Читать книгу «Сцены сексуальной жизни. Психоанализ и семиотика театра и кино» онлайн полностью📖 — Дмитрия Ольшанского — MyBook.
image

Художники часто рассуждают о монохромности, тогда как чёрный и белый, казалось бы, наиболее противоположные, контрастные цвета, ясно подчёркивающие различия, саму суть двойственности, в восприятии же большинства авторов проекта они сливаются в моно-цветность и моно-тонность самой идеи. Они говорят не о выборе, а об отказе от цвета, тем самым педалируя аскетизм своего проекта, и лишая чёрный и белый статуса цвета. Действительно, в Европейской культуре белый и чёрный – это вообще не цвета, а функции [2, 62]: белый фигурирует как отсутствие, пробел на бланке, дехроматизм или пустое пространство для письма или рисунка, как « », «очищенное от контекстов и коннотация пространство» [1, 22], а чёрный – вообще чистая условность, цвет чертежей и формуляров, канцелярских формальностей, печатей, виз, факсимиле, ксероксов и принтеров. Кроме того, чёрный всегда имеет несколько уровней, он скрывает, цензурирует, вычёрк█████ некое высказывание, держит значение в чёрном теле. Предельно эротический цвет, поскольку глаз европейца – а они, как правило, думают глазами – тут же приписывает ему скрытое содержание, воображая его чёрным ящиком, наделяя вторым смыслом, воспринимая загадочным объектом познания. Поэтому и квадрат Малевича становится знаком неполноты, знаком, отсылающим к чему-то другому, чем он сам не является; он изначально заявляет о себе, будто он вовсе не то, что мы видим. И белый и чёрный маркируют отсутствие, временной разрыв: белый «до-» и чёрный «пост-», альфа и омега, начало и конец, что не исключает, конечно, и религиозного толкования, к которому апеллирует Пётр Белый.

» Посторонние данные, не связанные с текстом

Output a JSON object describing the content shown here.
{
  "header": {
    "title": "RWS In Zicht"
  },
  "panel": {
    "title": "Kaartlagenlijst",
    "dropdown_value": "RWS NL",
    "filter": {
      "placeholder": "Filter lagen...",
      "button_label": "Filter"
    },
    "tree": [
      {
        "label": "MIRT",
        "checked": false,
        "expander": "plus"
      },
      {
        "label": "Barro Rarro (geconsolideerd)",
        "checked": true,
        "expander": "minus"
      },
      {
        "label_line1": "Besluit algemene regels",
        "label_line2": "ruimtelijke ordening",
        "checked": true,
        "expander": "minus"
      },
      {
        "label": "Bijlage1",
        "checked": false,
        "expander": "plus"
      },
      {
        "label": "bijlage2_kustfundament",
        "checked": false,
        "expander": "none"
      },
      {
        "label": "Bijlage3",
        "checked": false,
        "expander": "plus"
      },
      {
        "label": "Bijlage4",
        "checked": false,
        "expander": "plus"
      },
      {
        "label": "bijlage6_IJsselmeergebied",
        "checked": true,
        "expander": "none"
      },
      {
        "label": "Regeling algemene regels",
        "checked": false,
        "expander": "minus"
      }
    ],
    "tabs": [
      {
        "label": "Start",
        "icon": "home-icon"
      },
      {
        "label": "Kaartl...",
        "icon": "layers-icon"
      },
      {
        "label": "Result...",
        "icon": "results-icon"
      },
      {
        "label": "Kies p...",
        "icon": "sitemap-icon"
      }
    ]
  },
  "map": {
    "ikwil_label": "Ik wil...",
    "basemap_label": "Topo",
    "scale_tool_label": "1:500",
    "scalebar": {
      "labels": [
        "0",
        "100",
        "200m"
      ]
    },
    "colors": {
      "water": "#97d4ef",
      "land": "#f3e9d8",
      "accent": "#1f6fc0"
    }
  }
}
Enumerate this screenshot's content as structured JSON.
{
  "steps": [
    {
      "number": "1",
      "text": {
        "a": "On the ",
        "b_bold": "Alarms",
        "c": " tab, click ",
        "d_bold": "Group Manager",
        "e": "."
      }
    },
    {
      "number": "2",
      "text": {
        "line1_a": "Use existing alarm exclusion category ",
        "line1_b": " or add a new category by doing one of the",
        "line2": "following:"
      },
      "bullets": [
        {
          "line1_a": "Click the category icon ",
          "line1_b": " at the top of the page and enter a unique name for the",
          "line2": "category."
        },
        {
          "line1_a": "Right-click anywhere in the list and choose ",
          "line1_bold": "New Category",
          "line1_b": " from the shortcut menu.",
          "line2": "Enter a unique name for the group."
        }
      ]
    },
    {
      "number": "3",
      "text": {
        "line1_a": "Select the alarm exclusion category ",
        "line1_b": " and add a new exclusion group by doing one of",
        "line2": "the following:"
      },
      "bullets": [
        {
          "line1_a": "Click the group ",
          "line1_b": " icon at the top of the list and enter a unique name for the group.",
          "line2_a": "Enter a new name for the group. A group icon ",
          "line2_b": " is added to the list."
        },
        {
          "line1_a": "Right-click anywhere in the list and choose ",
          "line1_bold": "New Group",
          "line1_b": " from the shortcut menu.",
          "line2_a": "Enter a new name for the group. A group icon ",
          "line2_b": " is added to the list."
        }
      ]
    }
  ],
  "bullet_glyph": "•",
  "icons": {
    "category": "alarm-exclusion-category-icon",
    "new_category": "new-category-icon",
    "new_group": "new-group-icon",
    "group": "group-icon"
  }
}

Концепция вполне членораздельная и доходчивая, но за чистую монету её никак не примешь. Во-первых, потому, что избегая «банального правдоподобия» живописи художник вряд ли повернётся в сторону ещё более заезженного художественного решения, да и «архаической простоты» в ЧБ не больше, чем в балетах Стравинского: сложно найти более изощрённый, годами отточенный и тщательно концептуализированный жанр. Да и сами авторы не скрывают того, что ЧБ представляет собой наиболее рафинированную и интеллектуализированную живопись. Об этой «безнадёжной сложности чистого живописного высказывания» [1, 42] можно судить и по комментариям самих художников, которые объясняют зрителю, что значит для них ЧБ, то есть выступают ещё и в роли кураторов, критиков и теоретиков, и по нескончаемой цитатности самих работ: Гриковский вторит кубикам Сола Левита, Козин трансформирует «Чёрный квадрат», находя его в конструкциях из резины, Рудьев, очевидно, вдохновлён Сулажем, Белый не скрывает своих заимствований из Тони Смита (а его инсталляция в «Этажах» почти повторяет классические «Десять элементов»). Словом, художники на бумаге пишут одно, а на холсте совсем другое.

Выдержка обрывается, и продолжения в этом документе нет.